Governor of Makkah Region
- Tenure: 1971–1980
- Predecessor: Mishaal bin Abdulaziz
- Successor: Majid bin Abdulaziz
- Monarch: Faisal Khalid

Governor of Riyadh Province
- Tenure: 1960–1961
- Predecessor: Salman bin Abdulaziz
- Successor: Badr bin Saud
- Monarch: Saud
- Born: 1934 Taif
- Died: 19 July 2008 (aged 73–74) Paris
- Burial: 22 July 2008 Al Adl cemetery, Mecca
- Spouse: Fawzia bint Hussain Izzat
- House: Al Saud
- Father: Abdulaziz of Saudi Arabia
- Mother: Bazza II

= Fawwaz bin Abdulaziz Al Saud =

Saudi royal, businessman and government official (1934–2008)

Fawwaz bin Abdulaziz Al Saud (فواز بن عبد العزيز آل سعود, Fawwāz bin ʿAbdulʿazīz Āl Saʿūd; 1934 – 22 July 2008) was a senior member of the House of Saud. In 2006, Fawwaz became one of the members of the Allegiance Commission. However, he died on 19 July 2008, some six months after the establishment of the council.

==Early life and education==
Prince Fawwaz was born in Taif in 1934. He was the son of King Abdulaziz and Bazza II (died 1940), a Moroccan woman. He was the 24th son of King Abdulaziz. His only full brother was Prince Bandar bin Abdulaziz. Fawwaz received his early education at the Princes' School in Riyadh.

==Career==
Prince Fawwaz was governor of Riyadh from 1960 to 1961. On 18 June 1969, he was appointed deputy governor of Makkah Province. Then, he served as governor of the province from 1971 to 1980. He was the governor when the Grand Mosque Seizure occurred. After this event, he was removed from office over corruption allegations by the group which seized the mosque. According to another report, Fawwaz resigned from office following the incident, citing health problems.

==Free Princes Movement==
Prince Fawwaz, together with Prince Talal and Prince Badr, was a member of the Free Princes Movement from 1962 to February 1964. He defected to the United Arab Republic with his half-brothers Badr and Abdul Muhsin and their cousin Fahd bin Saad, but they returned to Saudi Arabia upon their rehabilitation by Crown Prince Faisal on 22 January 1964. Upon their return they published a statement acknowledging their mistake in criticizing the Saudi government.

==Personal life==
Prince Fawwaz was married to Fawzia bint Hussain Izzat. He had only an adopted son who could not replace him in the Allegiance Council. He had a wide range of business activities related to property development in the kingdom. His wife and he also had a company based in Jeddah.

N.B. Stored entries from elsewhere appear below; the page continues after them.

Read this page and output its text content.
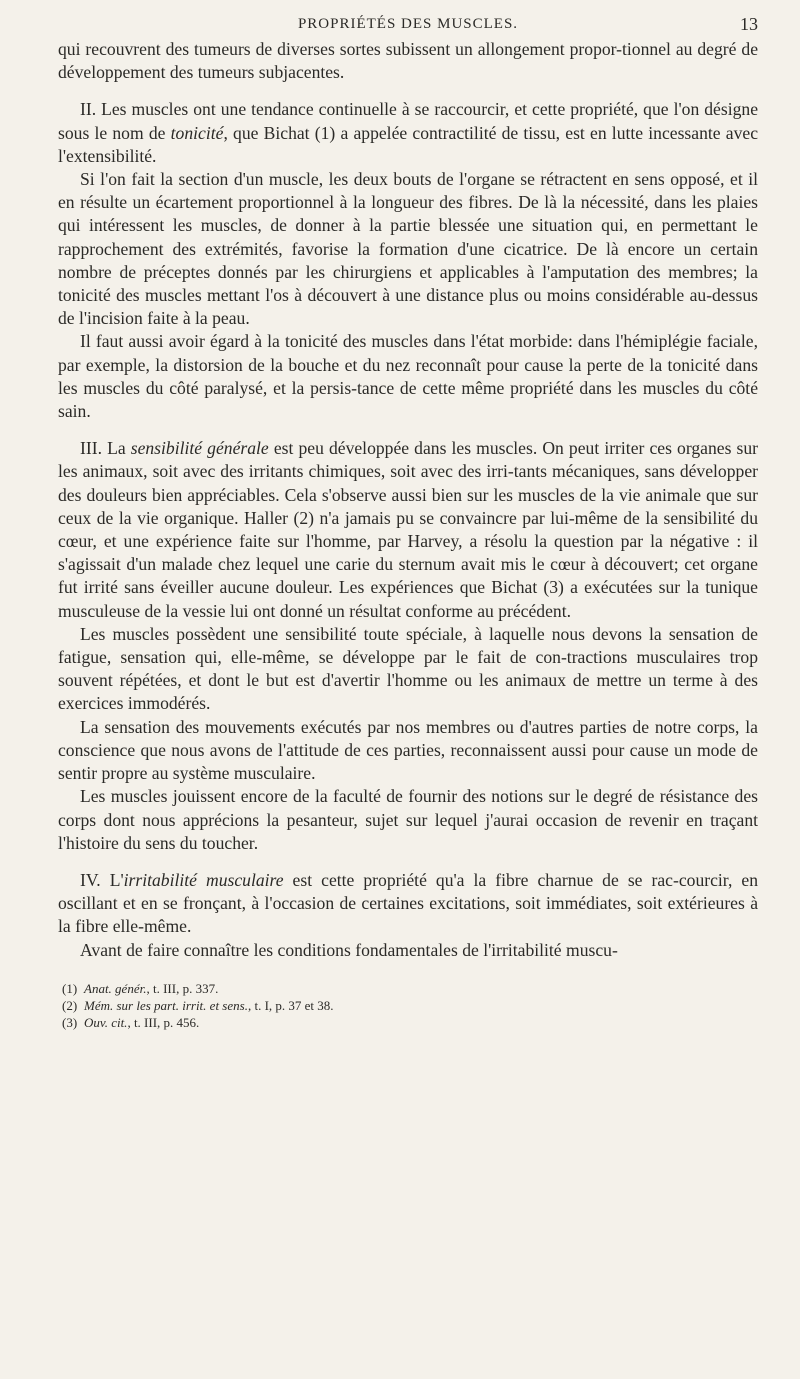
PROPRIÉTÉS DES MUSCLES.	13

qui recouvrent des tumeurs de diverses sortes subissent un allongement propor-tionnel au degré de développement des tumeurs subjacentes.

II. Les muscles ont une tendance continuelle à se raccourcir, et cette propriété, que l'on désigne sous le nom de tonicité, que Bichat (1) a appelée contractilité de tissu, est en lutte incessante avec l'extensibilité.

Si l'on fait la section d'un muscle, les deux bouts de l'organe se rétractent en sens opposé, et il en résulte un écartement proportionnel à la longueur des fibres. De là la nécessité, dans les plaies qui intéressent les muscles, de donner à la partie blessée une situation qui, en permettant le rapprochement des extrémités, favorise la formation d'une cicatrice. De là encore un certain nombre de préceptes donnés par les chirurgiens et applicables à l'amputation des membres; la tonicité des muscles mettant l'os à découvert à une distance plus ou moins considérable au-dessus de l'incision faite à la peau.

Il faut aussi avoir égard à la tonicité des muscles dans l'état morbide: dans l'hémiplégie faciale, par exemple, la distorsion de la bouche et du nez reconnaît pour cause la perte de la tonicité dans les muscles du côté paralysé, et la persis-tance de cette même propriété dans les muscles du côté sain.

III. La sensibilité générale est peu développée dans les muscles. On peut irriter ces organes sur les animaux, soit avec des irritants chimiques, soit avec des irri-tants mécaniques, sans développer des douleurs bien appréciables. Cela s'observe aussi bien sur les muscles de la vie animale que sur ceux de la vie organique. Haller (2) n'a jamais pu se convaincre par lui-même de la sensibilité du cœur, et une expérience faite sur l'homme, par Harvey, a résolu la question par la négative : il s'agissait d'un malade chez lequel une carie du sternum avait mis le cœur à découvert; cet organe fut irrité sans éveiller aucune douleur. Les expériences que Bichat (3) a exécutées sur la tunique musculeuse de la vessie lui ont donné un résultat conforme au précédent.

Les muscles possèdent une sensibilité toute spéciale, à laquelle nous devons la sensation de fatigue, sensation qui, elle-même, se développe par le fait de con-tractions musculaires trop souvent répétées, et dont le but est d'avertir l'homme ou les animaux de mettre un terme à des exercices immodérés.

La sensation des mouvements exécutés par nos membres ou d'autres parties de notre corps, la conscience que nous avons de l'attitude de ces parties, reconnaissent aussi pour cause un mode de sentir propre au système musculaire.

Les muscles jouissent encore de la faculté de fournir des notions sur le degré de résistance des corps dont nous apprécions la pesanteur, sujet sur lequel j'aurai occasion de revenir en traçant l'histoire du sens du toucher.

IV. L'irritabilité musculaire est cette propriété qu'a la fibre charnue de se rac-courcir, en oscillant et en se fronçant, à l'occasion de certaines excitations, soit immédiates, soit extérieures à la fibre elle-même.

Avant de faire connaître les conditions fondamentales de l'irritabilité muscu-

(1) Anat. génér., t. III, p. 337.

(2) Mém. sur les part. irrit. et sens., t. I, p. 37 et 38.

(3) Ouv. cit., t. III, p. 456.
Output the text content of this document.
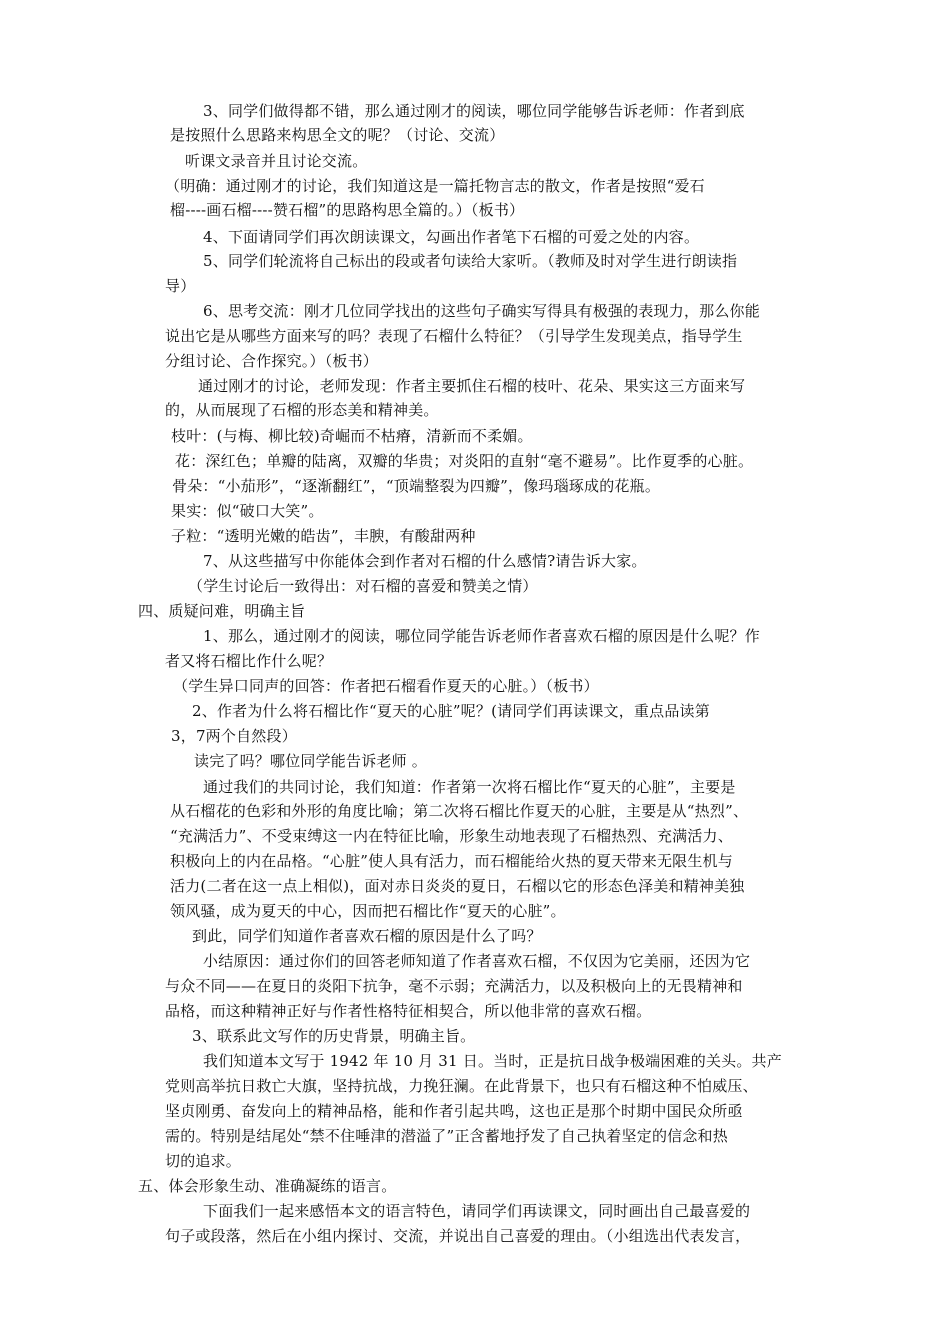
3、同学们做得都不错，那么通过刚才的阅读，哪位同学能够告诉老师：作者到底
是按照什么思路来构思全文的呢？（讨论、交流）
听课文录音并且讨论交流。
（明确：通过刚才的讨论，我们知道这是一篇托物言志的散文，作者是按照“爱石
榴----画石榴----赞石榴”的思路构思全篇的。）（板书）
4、下面请同学们再次朗读课文，勾画出作者笔下石榴的可爱之处的内容。
5、同学们轮流将自己标出的段或者句读给大家听。（教师及时对学生进行朗读指
导）
6、思考交流：刚才几位同学找出的这些句子确实写得具有极强的表现力，那么你能
说出它是从哪些方面来写的吗？表现了石榴什么特征？（引导学生发现美点，指导学生
分组讨论、合作探究。）（板书）
通过刚才的讨论，老师发现：作者主要抓住石榴的枝叶、花朵、果实这三方面来写
的，从而展现了石榴的形态美和精神美。
枝叶：(与梅、柳比较)奇崛而不枯瘠，清新而不柔媚。
花：深红色；单瓣的陆离，双瓣的华贵；对炎阳的直射“毫不避易”。比作夏季的心脏。
骨朵：“小茄形”，“逐渐翻红”，“顶端整裂为四瓣”，像玛瑙琢成的花瓶。
果实：似“破口大笑”。
子粒：“透明光嫩的皓齿”，丰腴，有酸甜两种
7、从这些描写中你能体会到作者对石榴的什么感情?请告诉大家。
（学生讨论后一致得出：对石榴的喜爱和赞美之情）
四、质疑问难，明确主旨
1、那么，通过刚才的阅读，哪位同学能告诉老师作者喜欢石榴的原因是什么呢？作
者又将石榴比作什么呢？
（学生异口同声的回答：作者把石榴看作夏天的心脏。）（板书）
2、作者为什么将石榴比作“夏天的心脏”呢？(请同学们再读课文，重点品读第
3，7两个自然段）
读完了吗？哪位同学能告诉老师 。
通过我们的共同讨论，我们知道：作者第一次将石榴比作“夏天的心脏”，主要是
从石榴花的色彩和外形的角度比喻；第二次将石榴比作夏天的心脏，主要是从“热烈”、
“充满活力”、不受束缚这一内在特征比喻，形象生动地表现了石榴热烈、充满活力、
积极向上的内在品格。“心脏”使人具有活力，而石榴能给火热的夏天带来无限生机与
活力(二者在这一点上相似)，面对赤日炎炎的夏日，石榴以它的形态色泽美和精神美独
领风骚，成为夏天的中心，因而把石榴比作“夏天的心脏”。
到此，同学们知道作者喜欢石榴的原因是什么了吗？
小结原因：通过你们的回答老师知道了作者喜欢石榴，不仅因为它美丽，还因为它
与众不同——在夏日的炎阳下抗争，毫不示弱；充满活力，以及积极向上的无畏精神和
品格，而这种精神正好与作者性格特征相契合，所以他非常的喜欢石榴。
3、联系此文写作的历史背景，明确主旨。
我们知道本文写于 1942 年 10 月 31 日。当时，正是抗日战争极端困难的关头。共产
党则高举抗日救亡大旗，坚持抗战，力挽狂澜。在此背景下，也只有石榴这种不怕威压、
坚贞刚勇、奋发向上的精神品格，能和作者引起共鸣，这也正是那个时期中国民众所亟
需的。特别是结尾处“禁不住唾津的潜溢了”正含蓄地抒发了自己执着坚定的信念和热
切的追求。
五、体会形象生动、准确凝练的语言。
下面我们一起来感悟本文的语言特色，请同学们再读课文，同时画出自己最喜爱的
句子或段落，然后在小组内探讨、交流，并说出自己喜爱的理由。（小组选出代表发言，
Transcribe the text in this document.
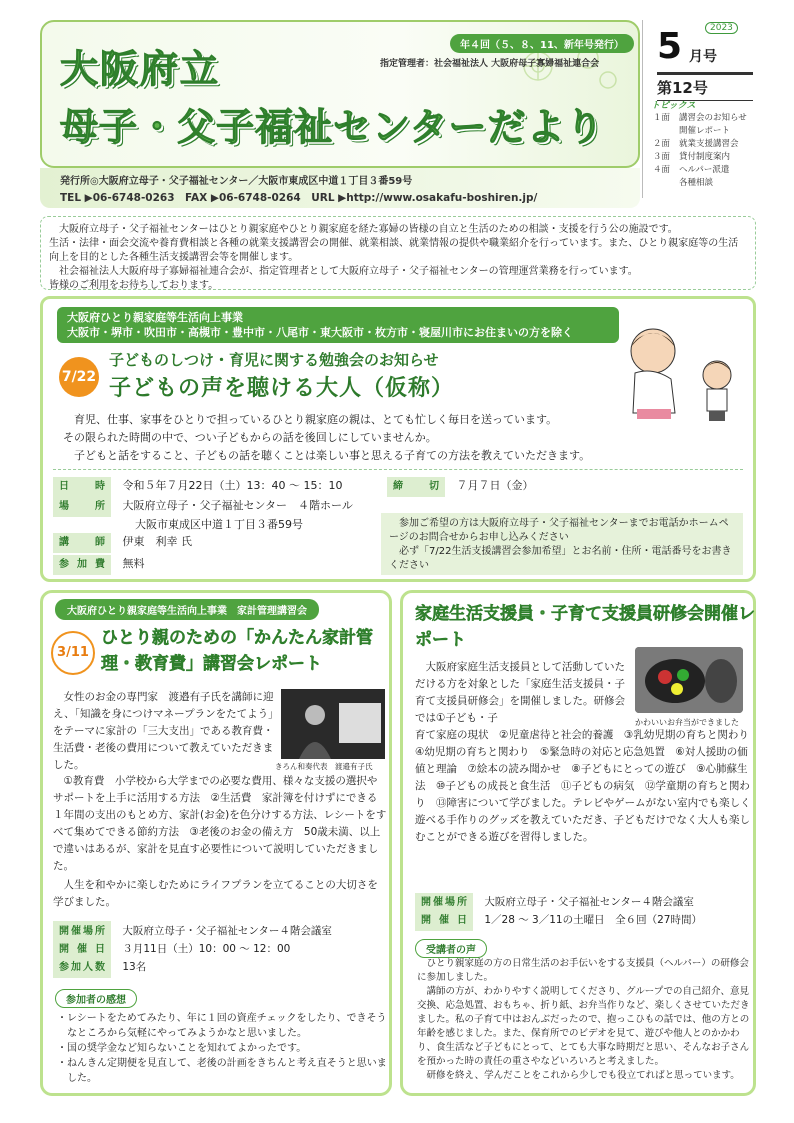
大阪府立
年４回（５、８、11、新年号発行）
指定管理者：社会福祉法人 大阪府母子寡婦福祉連合会
母子・父子福祉センターだより
発行所◎大阪府立母子・父子福祉センター／大阪市東成区中道１丁目３番59号
TEL ▶06-6748-0263　FAX ▶06-6748-0264　URL ▶http://www.osakafu-boshiren.jp/
2023
5 月号
第12号
トピックス
１面 講習会のお知らせ
開催レポート
２面 就業支援講習会
３面 貸付制度案内
４面 ヘルパー派遣
各種相談

　大阪府立母子・父子福祉センターはひとり親家庭やひとり親家庭を経た寡婦の皆様の自立と生活のための相談・支援を行う公の施設です。

生活・法律・面会交流や養育費相談と各種の就業支援講習会の開催、就業相談、就業情報の提供や職業紹介を行っています。また、ひとり親家庭等の生活向上を目的とした各種生活支援講習会等を開催します。

　社会福祉法人大阪府母子寡婦福祉連合会が、指定管理者として大阪府立母子・父子福祉センターの管理運営業務を行っています。

皆様のご利用をお待ちしております。

大阪府ひとり親家庭等生活向上事業
大阪市・堺市・吹田市・高槻市・豊中市・八尾市・東大阪市・枚方市・寝屋川市にお住まいの方を除く
7/22
子どものしつけ・育児に関する勉強会のお知らせ
子どもの声を聴ける大人（仮称）

　育児、仕事、家事をひとりで担っているひとり親家庭の親は、とても忙しく毎日を送っています。

その限られた時間の中で、つい子どもからの話を後回しにしていませんか。

　子どもと話をすること、子どもの話を聴くことは楽しい事と思える子育ての方法を教えていただきます。

日時 令和５年７月22日（土）13：40 ～ 15：10	締切 ７月７日（金）
場所 大阪府立母子・父子福祉センター　４階ホール
大阪市東成区中道１丁目３番59号
講師 伊東　利幸 氏
参加費 無料

　参加ご希望の方は大阪府立母子・父子福祉センターまでお電話かホームページのお問合せからお申し込みください

　必ず「7/22生活支援講習会参加希望」とお名前・住所・電話番号をお書きください

大阪府ひとり親家庭等生活向上事業　家計管理講習会
3/11
ひとり親のための「かんたん家計管理・教育費」講習会レポート
きろん和奏代表　渡邉有子氏

　女性のお金の専門家　渡邉有子氏を講師に迎え、「知識を身につけマネープランをたてよう」をテーマに家計の「三大支出」である教育費・生活費・老後の費用について教えていただきました。

　①教育費　小学校から大学までの必要な費用、様々な支援の選択やサポートを上手に活用する方法　②生活費　家計簿を付けずにできる１年間の支出のもとめ方、家計(お金)を色分けする方法、レシートをすべて集めてできる節約方法　③老後のお金の備え方　50歳未満、以上で違いはあるが、家計を見直す必要性について説明していただきました。

　人生を和やかに楽しむためにライフプランを立てることの大切さを学びました。

開催場所 大阪府立母子・父子福祉センター４階会議室
開催日 ３月11日（土）10：00 ～ 12：00
参加人数 13名
参加者の感想
・レシートをためてみたり、年に１回の資産チェックをしたり、できそうなところから気軽にやってみようかなと思いました。
・国の奨学金など知らないことを知れてよかったです。
・ねんきん定期便を見直して、老後の計画をきちんと考え直そうと思いました。
家庭生活支援員・子育て支援員研修会開催レポート
かわいいお弁当ができました

　大阪府家庭生活支援員として活動していただける方を対象とした「家庭生活支援員・子育て支援員研修会」を開催しました。研修会では①子ども・子

育て家庭の現状　②児童虐待と社会的養護　③乳幼児期の育ちと関わり　④幼児期の育ちと関わり　⑤緊急時の対応と応急処置　⑥対人援助の価値と理論　⑦絵本の読み聞かせ　⑧子どもにとっての遊び　⑨心肺蘇生法　⑩子どもの成長と食生活　⑪子どもの病気　⑫学童期の育ちと関わり　⑬障害について学びました。テレビやゲームがない室内でも楽しく遊べる手作りのグッズを教えていただき、子どもだけでなく大人も楽しむことができる遊びを習得しました。

開催場所 大阪府立母子・父子福祉センター４階会議室
開催日 1／28 ～ 3／11の土曜日　全６回（27時間）
受講者の声

　ひとり親家庭の方の日常生活のお手伝いをする支援員（ヘルパー）の研修会に参加しました。
　講師の方が、わかりやすく説明してくださり、グループでの自己紹介、意見交換、応急処置、おもちゃ、折り紙、お弁当作りなど、楽しくさせていただきました。私の子育て中はおんぶだったので、抱っこひもの話では、他の方との年齢を感じました。また、保育所でのビデオを見て、遊びや他人とのかかわり、食生活など子どもにとって、とても大事な時期だと思い、そんなお子さんを預かった時の責任の重さやなどいろいろと考えました。
　研修を終え、学んだことをこれから少しでも役立てればと思っています。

Fawwaz bin Abdulaziz was one of the royal family members who were harshly criticised by Juhayman Al Otaybi and Abdullah Al Qahtani, leaders of the group that seized the Grand Mosque of Mecca in 1979, for his unabashed drinking, gambling, and corruption.

==Death==
Fawwaz died in Paris on 22 July 2008, at the age of 74, after suffering from a disease. His funeral was held in the Grand Mosque in Mecca on 23 July 2008. He was buried in Al Adl cemetery in Mecca. Condolence messages were sent to King Abdullah, the Saudi government and the Saudi royal family from King Hamad of Bahrain; the emir of Kuwait, Sabah Al-Ahmad Al-Jaber Al-Sabah; and the emir and crown prince of Qatar.

==Honors==
Prince Fawwaz was the recipient of several decorations, including the Order of Cedar of Lebanon and various orders of merit from different countries.